Sukam, Alat Penangkap Ikan Tradisional Masyarakat Agam yang Unik - Sari Bundo Masakan Padang
sukam ikan agam 1

Sukam, Alat Penangkap Ikan Tradisional Masyarakat Agam yang Unik

Namanya sukam. Alat ini fungsinya untuk menangkap ikan dan sudah menjadi tradisi bagi masyarakat Minangkabau terutama di daerah Kampung Pariak, Garagahan, Lubukbasung, Agam. Alat ini adalah peninggalan leluhur dulu, namun masih digunakan sampai sekarang karena dianggap efisien dan ramah lingkungan.

Sukam ini terbuat dari bambu yang diikat seperti menyerupai rakit. Selain bambu, ada juga kayu sebagai penyangga. Semua elemen sukam terbuat dari alam, sehingga sangat natural sekali.

Pada saat menangkap ikan, sebagian badan dari bambu tersebut masuk ke dalam air sungai. Ya, sebagian badan sukam tenggelam, karena nantinya dari bagian yang tenggelam inilah ikan akan masuk dan terjebak ke dalam sukam. Karena terbuat dari bambu dan kayu serta banyak celah-celahnya, sehingga air yang masuk akan langsung keluar lagi, jadinya tidak menghambat aliran air sama sekali.

Warga di kampung tersebut yang menggunakan sukam untuk menangkap ikan mengatakan bahwa alat tersebut mampu menangguk ikan hingga 50 kilogram setiap harinya. Namun hasil tangkapan ini pun tergantung pada derasnya aliran arus sungai dan curah hujan.
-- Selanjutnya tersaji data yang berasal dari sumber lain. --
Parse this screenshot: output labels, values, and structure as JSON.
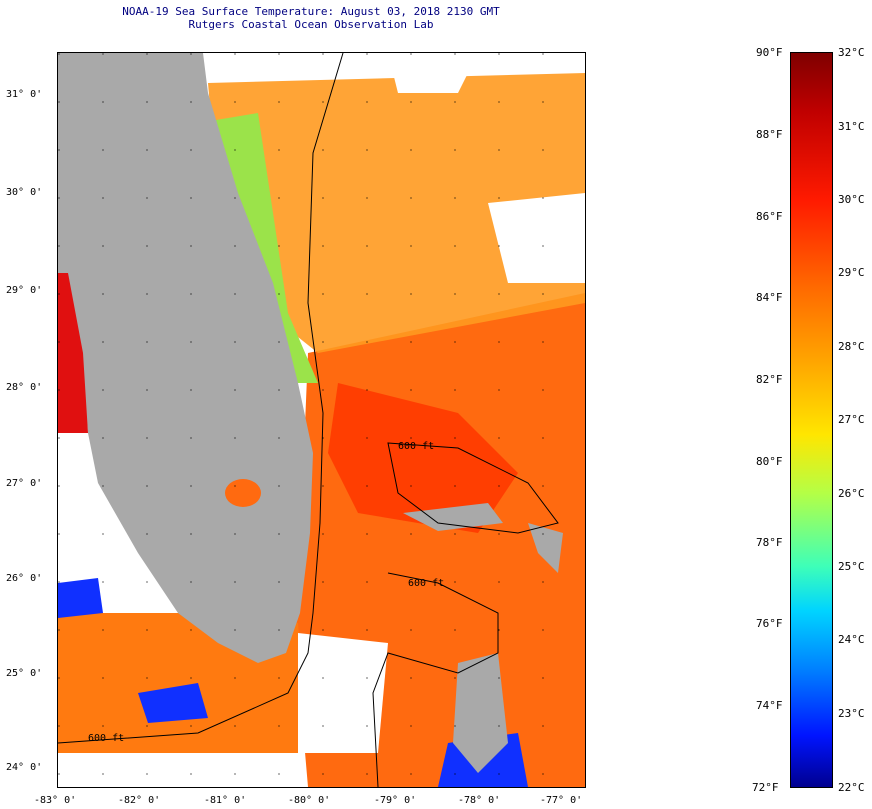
{
  "header": {
    "title_line1": "NOAA-19 Sea Surface Temperature:  August 03, 2018 2130 GMT",
    "title_line2": "Rutgers Coastal Ocean Observation Lab"
  },
  "map": {
    "lon_ticks": [
      "-83° 0'",
      "-82° 0'",
      "-81° 0'",
      "-80° 0'",
      "-79° 0'",
      "-78° 0'",
      "-77° 0'"
    ],
    "lat_ticks": [
      "31° 0'",
      "30° 0'",
      "29° 0'",
      "28° 0'",
      "27° 0'",
      "26° 0'",
      "25° 0'",
      "24° 0'"
    ],
    "contour_labels": [
      "600 ft",
      "600 ft",
      "600 ft"
    ],
    "colors": {
      "land": "#a9a9a9",
      "cloud": "#ffffff",
      "warm": "#ff6a10"
    }
  },
  "colorbar": {
    "fahrenheit_labels": [
      "90°F",
      "88°F",
      "86°F",
      "84°F",
      "82°F",
      "80°F",
      "78°F",
      "76°F",
      "74°F",
      "72°F"
    ],
    "celsius_labels": [
      "32°C",
      "31°C",
      "30°C",
      "29°C",
      "28°C",
      "27°C",
      "26°C",
      "25°C",
      "24°C",
      "23°C",
      "22°C"
    ]
  }
}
Semakin deras air, biasanya ikan yang masuk perangkap sukam akan semakin banyak. Karena aliran air yang deras akan mendorong ikan tersebut masuk ke dalam sukam. Nantinya para warga masyarakat yang berada di atas sukam bisa langsung menangkap ikan tersebut dan memasukkan pada tempat yang telah disediakan. Hasil tangkapan ada yang untuk dijual ada pula yang dijadikan konsumsi keluarga di rumah.

Alat penangkap ikan ini bentuknya memanjang dan lumayan besar ya. Sehingga bisa dinaiki oleh manusia. Saat proses menangkap ikan, biasanya banyak masyarakat yang ikut melihat karena caranya yang unik dan menarik.
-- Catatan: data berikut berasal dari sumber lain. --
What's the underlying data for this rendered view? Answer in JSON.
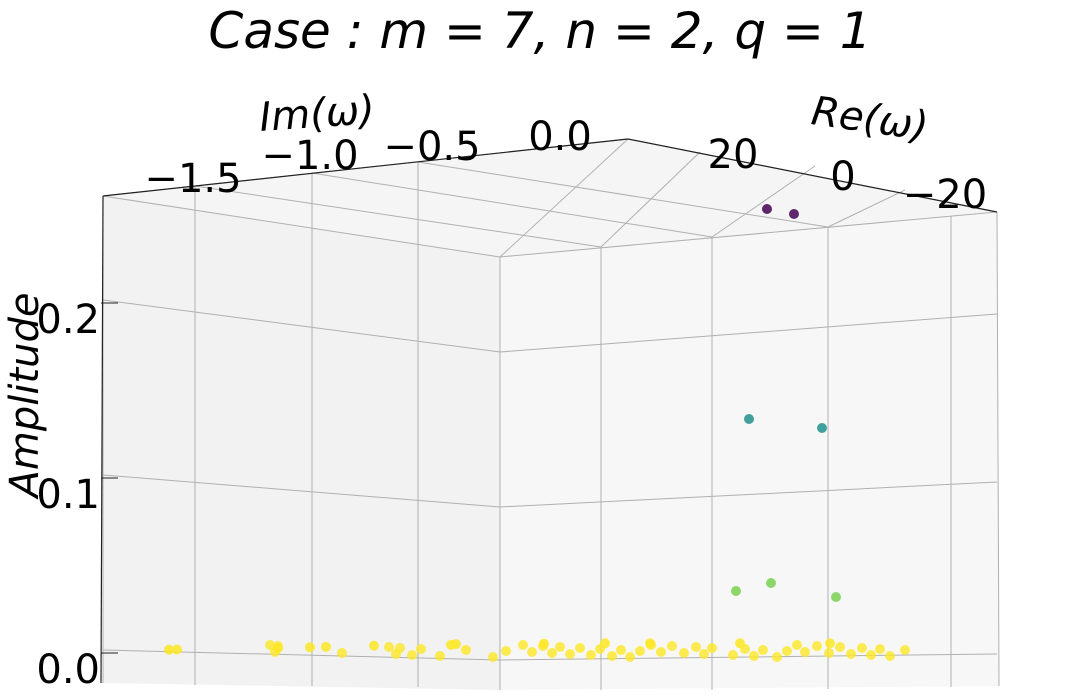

Para warga tinggal menunggu ikan datang, tanpa perlu memancing yang membutuhkan waktu cukup lama jika ingin mengumpulkan ikan yang banyak. Dengan sukam, ikan yang terkumpul jumlahnya bisa besar dengan waktu yang tidak terlalu lama.

Kepemilikan sukam sendiri ada yang dimiliki secara pribadi, namun ada juga yang dimiliki secara berkelompok. Biaya pembuatannya juga relatif murah hanya 1,5juga dengan durasi pengerjaan kurang lebih satu harian.